Quale l'origine di tale malessere?

Il tutto ha origine dalla riforma del governo Monti, dalla legge sulle pensioni denominata "legge Fornero", il Ministro titolare del Dicastero al lavoro, in quei giorni in cui sembrava proprio che l'Italia fosse sull'orlo di una crisi irreversibile. Nuove norme varata nel giro di qualche giorno, con l'ansia di dover far presto e bene. Ma quella legge, concepita come legge "salva Italia" ha provocato gravi disagi e danni economici e psicologici irrimediabili, in particolare in alcune categorie di lavoratori. Generando appunto esodati, pubblici e privati, cioè coloro che avevano raggiunto le quote previste allora e che, per effetto delle nuove norme, non son potuti andare più in pensione.

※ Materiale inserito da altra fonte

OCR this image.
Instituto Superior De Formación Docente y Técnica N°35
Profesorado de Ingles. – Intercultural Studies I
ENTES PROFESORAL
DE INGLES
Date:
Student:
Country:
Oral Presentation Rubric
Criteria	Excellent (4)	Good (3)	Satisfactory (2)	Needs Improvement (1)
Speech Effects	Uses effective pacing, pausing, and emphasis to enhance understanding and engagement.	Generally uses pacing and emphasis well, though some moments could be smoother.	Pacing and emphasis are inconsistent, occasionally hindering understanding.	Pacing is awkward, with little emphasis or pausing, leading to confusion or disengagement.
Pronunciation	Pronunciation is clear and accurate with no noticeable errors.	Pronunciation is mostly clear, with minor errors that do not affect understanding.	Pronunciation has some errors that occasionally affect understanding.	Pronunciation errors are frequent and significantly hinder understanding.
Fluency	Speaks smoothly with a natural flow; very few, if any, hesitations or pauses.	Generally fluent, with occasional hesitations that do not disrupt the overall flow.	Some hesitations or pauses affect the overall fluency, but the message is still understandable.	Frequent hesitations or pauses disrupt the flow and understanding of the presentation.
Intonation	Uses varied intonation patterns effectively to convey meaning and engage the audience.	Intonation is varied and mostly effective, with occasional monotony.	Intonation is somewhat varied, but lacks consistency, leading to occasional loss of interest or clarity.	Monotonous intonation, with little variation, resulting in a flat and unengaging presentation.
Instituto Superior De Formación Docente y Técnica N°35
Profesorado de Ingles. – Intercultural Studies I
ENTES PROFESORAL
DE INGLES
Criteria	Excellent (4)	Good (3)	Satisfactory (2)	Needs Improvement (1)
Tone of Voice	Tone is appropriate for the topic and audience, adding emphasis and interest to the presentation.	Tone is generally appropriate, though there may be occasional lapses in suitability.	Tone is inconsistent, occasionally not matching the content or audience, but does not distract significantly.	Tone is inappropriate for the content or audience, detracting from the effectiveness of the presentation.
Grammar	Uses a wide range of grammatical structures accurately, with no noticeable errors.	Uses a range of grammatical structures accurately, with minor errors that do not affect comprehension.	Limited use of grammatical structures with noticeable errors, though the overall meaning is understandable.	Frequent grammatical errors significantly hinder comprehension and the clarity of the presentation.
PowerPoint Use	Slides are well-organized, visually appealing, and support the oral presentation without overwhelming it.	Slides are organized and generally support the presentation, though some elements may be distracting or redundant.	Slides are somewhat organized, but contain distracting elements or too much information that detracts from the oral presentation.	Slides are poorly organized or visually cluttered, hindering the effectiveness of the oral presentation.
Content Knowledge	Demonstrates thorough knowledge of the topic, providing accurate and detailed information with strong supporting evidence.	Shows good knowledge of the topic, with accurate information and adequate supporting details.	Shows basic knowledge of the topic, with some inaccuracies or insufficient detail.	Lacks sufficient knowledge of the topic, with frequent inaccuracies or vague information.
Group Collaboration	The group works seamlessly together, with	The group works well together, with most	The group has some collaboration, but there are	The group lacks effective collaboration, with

Inoltre c'è da prendere in considerazione che i meccanismi della legge Fornero avranno forti ripercussioni sulle pensioni soprattutto nei prossimi anni.

I Governi che si sono succeduti negli ultimi decenni hanno investito molto nella spesa previdenziale e per far fronte all'eccessiva spesa in tale settore, sono state varate due riforme strutturali. La prima fu la riforma Dini, nel 1995, caratterizzata da un sistema contributivo unito ad età basse per i trattamenti che davano diritto alle pensioni di anzianità. Poi è arrivata la riforma Fornero, che nel dicembre 2011 estese a tutti il calcolo contributivo unificando in pochi anni le età per i trattamenti sia di anzianità che vecchiaia. Tali nuove norme hanno dato origine alle difficoltà ad andare in pensione oggi, sebbene si siano raggiunti limiti di età che non consentono quella tranquillità necessaria o quella forza fisica idonea e coerente con l'attività svolta.

C'è bisogno, allora, di una nuova riforma pensionistica?

Partendo proprio da queste considerazioni che appare ovvia la necessità di nuove riforme strutturali del sistema pensioni.

Ma non basta. Accanto a tali riforme occorre anche una decisa e forte crescita economicadell'Italia. Auguriamoci che ciò sarà possibile altrimenti saremo costretti sempre più a vedere i nostri giovani emigrare verso Paesi esteri alla ricerca di un lavoro, sempre più lontano. Il premier Renzi ha messo a disposizione la sua "faccia", scommettendo sulla rinascita dell'Italia, attraverso un percorso di riforme strutturali. Riuscirà nell'impresa?